Coeliccia flavostriata male is part of a genus in the Platycnemididae family that currently includes 80 members in Asia, including 15 in Borneo, all endemic. Nine species were described in Asia in 2020, which suggests that more will likely be added to the list.

We encountered them at the beginning of our stay, in rather difficult climatic conditions, that is to say in the rain, of course in the forest and in the shade.
It belongs to the » borneensis » group, six of whose members present in Borneo have very similar thoracic markings. They are differentiated by the blue markings they bear on the S9 and, of course, the anal appendages. The blue spot of Coeliccia flavostriata is reduced, in a triangle or diamond shape, and sometimes absent, probably for older subjects.
It is in any case very different from the other Coeliccia we encountered during this stay.
My photo on the right below seems strange because of the presence of water between the anal appendages; it was raining heavily that day.

Laidlaw (1) tells us that the length of the abdomen is 35 mm, Dow (2) gives it 31 to 37 mm without the appendages, which gives a total length of about 41 mm.
We have encountered it in forests, in low mountains, in ditches, near streams or small torrents, always in parts where the vegetation is a little less dense than for its cousins C. nigrohamata or C. cf. nemoricola.
We have not encountered a female.

Although it appears colorful from a distance , when you get closer it is truly magnificent and you will notice its largely yellow pronotum and the curious yellow and blue markings that seem to stand out from the lateral ocelli.
Not to mention the eyes which show rich shades of purplish blue towards a yellow/green gradient.
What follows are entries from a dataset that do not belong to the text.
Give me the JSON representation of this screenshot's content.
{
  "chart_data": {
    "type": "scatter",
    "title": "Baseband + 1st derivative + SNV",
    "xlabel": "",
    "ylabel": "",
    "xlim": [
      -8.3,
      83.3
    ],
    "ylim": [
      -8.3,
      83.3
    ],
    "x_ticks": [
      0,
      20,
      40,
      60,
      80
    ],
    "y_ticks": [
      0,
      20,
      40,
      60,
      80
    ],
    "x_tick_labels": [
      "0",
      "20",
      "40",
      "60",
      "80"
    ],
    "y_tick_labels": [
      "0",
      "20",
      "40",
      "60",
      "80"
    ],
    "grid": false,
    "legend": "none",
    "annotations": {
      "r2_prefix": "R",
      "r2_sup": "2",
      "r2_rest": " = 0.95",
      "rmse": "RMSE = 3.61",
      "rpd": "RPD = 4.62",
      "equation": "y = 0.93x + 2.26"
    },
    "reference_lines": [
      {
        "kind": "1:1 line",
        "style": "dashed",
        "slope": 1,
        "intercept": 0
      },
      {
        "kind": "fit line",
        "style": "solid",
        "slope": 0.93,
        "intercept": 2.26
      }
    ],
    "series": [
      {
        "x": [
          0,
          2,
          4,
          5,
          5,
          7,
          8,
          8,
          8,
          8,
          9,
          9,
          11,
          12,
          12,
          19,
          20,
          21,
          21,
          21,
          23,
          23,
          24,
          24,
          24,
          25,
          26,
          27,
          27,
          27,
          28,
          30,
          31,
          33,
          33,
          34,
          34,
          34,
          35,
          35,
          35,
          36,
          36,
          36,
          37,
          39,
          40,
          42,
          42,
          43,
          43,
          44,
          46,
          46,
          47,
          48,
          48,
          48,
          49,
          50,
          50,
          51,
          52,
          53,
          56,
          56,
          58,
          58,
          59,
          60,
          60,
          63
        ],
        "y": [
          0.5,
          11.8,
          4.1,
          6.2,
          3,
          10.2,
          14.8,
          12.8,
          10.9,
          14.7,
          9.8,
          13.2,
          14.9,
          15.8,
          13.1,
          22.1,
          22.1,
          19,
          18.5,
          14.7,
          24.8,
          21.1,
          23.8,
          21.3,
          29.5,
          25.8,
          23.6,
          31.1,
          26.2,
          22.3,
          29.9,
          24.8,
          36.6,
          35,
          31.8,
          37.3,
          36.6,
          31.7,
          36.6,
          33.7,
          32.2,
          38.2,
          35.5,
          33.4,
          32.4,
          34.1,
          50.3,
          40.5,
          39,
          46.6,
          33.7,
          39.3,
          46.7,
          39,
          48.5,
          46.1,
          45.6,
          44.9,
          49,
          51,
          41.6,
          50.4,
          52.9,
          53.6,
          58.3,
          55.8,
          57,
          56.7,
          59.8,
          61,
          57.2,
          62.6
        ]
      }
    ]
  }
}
It is endemic to Borneo and its distribution is very restricted to the far west of Sarawak (around Kuching) and northwest Kalimantan (2).
IUCN Red List .


Etymology
Coeliccia : Selys described the first species of the genus in 1863 under the genus name of Trichocnemis (longhorn beetle) and it was Kirby who rectified and created the genus Coeliccia in 1890. This genus name, unexplained by the author to my knowledge, perhaps comes from the Latin coelum (or caelum ), which means sky or celestial , and a suffix or simple ending chosen for aesthetics or phonetics. Indeed, the first species described by Selys, Trichocnemis membranipes, is sky-blue , for all its non-black parts. Flavostriata , from the Latin flavus meaning yellow and striatus for striated , thus evoking, although Laidlaw does not mention it, the yellow bands of its thorax.
1- Laidlaw, Frank Fortescue. (1918). Some additions to the known dragonfly fauna of Borneo, with an account of new species of the genus Coeliccia. Proceedings of the Zoological Society of London, 1917, 223–232. P. 223.
2- Dow R., 2010 – Revision of the genus Coeliccia (Zygoptera: Platycnemididae) in Borneo. Part I: The borneensis-group of species – Zoologische Mededelingen , Volume 84 – Issue 7 p. 117- 157. P. 144.